Roman Urbanczuk

Personal information
- Date of birth: February 16, 1959 (age 66)
- Place of birth: Poland
- Position(s): Forward

Senior career*
- Years: Team / Apps / (Gls)
- 1978–1979: Cleveland Force (indoor) / 2 / (0)
- 1979–1983: Pennsylvania Stoners
- 1980–1981: → Philadelphia Fever (indoor) (loan) / 2 / (0)

= Roman Urbanczuk =

Polish-American soccer player

Roman Urbanczuk is a retired Polish-American soccer forward who played professionally in the American Soccer League and Major Indoor Soccer League.
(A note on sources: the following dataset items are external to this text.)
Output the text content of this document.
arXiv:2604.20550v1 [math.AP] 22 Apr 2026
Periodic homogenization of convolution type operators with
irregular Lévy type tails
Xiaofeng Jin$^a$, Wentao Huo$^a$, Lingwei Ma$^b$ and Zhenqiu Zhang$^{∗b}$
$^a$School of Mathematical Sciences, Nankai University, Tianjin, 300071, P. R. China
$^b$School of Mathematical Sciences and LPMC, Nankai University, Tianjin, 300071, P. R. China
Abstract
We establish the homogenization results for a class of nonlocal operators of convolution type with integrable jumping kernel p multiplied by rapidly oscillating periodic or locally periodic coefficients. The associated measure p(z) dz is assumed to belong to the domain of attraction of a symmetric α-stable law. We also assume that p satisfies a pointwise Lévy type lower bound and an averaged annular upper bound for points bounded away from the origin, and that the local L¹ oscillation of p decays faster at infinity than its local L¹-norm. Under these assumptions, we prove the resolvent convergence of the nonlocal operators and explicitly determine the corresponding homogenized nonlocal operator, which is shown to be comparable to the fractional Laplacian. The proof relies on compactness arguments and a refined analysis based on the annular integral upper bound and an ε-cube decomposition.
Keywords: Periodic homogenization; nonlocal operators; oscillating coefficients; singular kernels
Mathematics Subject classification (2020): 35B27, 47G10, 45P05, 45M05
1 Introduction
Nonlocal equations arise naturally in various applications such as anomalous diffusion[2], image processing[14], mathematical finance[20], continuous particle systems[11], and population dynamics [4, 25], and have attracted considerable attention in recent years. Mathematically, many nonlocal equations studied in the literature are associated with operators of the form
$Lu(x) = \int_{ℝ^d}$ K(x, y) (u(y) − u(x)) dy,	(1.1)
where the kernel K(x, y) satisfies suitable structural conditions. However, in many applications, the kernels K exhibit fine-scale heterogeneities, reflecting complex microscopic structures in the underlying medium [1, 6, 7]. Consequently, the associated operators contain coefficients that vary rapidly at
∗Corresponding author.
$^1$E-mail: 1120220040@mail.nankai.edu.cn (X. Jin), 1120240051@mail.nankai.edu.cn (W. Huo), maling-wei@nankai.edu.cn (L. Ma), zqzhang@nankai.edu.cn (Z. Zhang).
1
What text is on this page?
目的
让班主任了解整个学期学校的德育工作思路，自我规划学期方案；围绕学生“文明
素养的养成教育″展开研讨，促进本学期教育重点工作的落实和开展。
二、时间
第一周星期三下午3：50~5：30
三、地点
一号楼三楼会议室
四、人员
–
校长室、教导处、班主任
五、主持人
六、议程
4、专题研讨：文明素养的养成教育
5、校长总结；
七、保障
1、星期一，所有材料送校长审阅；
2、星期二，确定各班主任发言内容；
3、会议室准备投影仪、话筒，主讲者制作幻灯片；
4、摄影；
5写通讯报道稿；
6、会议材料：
==Early life and education==
Urbanczuk grew up in Poland. He later relocated with his family to Allentown, Pennsylvania, where he attended Louis E. Dieruff High School and was a member of the school's soccer team. In 1977, he was named to Pennsylvania's All State High School list. He graduated in 1978.

==Career==
In the fall of 1978, he signed with the Cleveland Force of the Major Indoor Soccer League. He spent one season with the Force. In 1979, Urbanczuk joined the expansion Pennsylvania Stoners of the American Soccer League. He would become the only player to spend all four seasons with the Stoners during its brief existence. In 1980, Urbanczuk and his teammates won the league championship. Urbanczuk also played for the Philadelphia Fever during the 1980-1981 MISL season.

Off the field, Urbanczuk owned and operated several successful Subway franchises around his hometown of Allentown.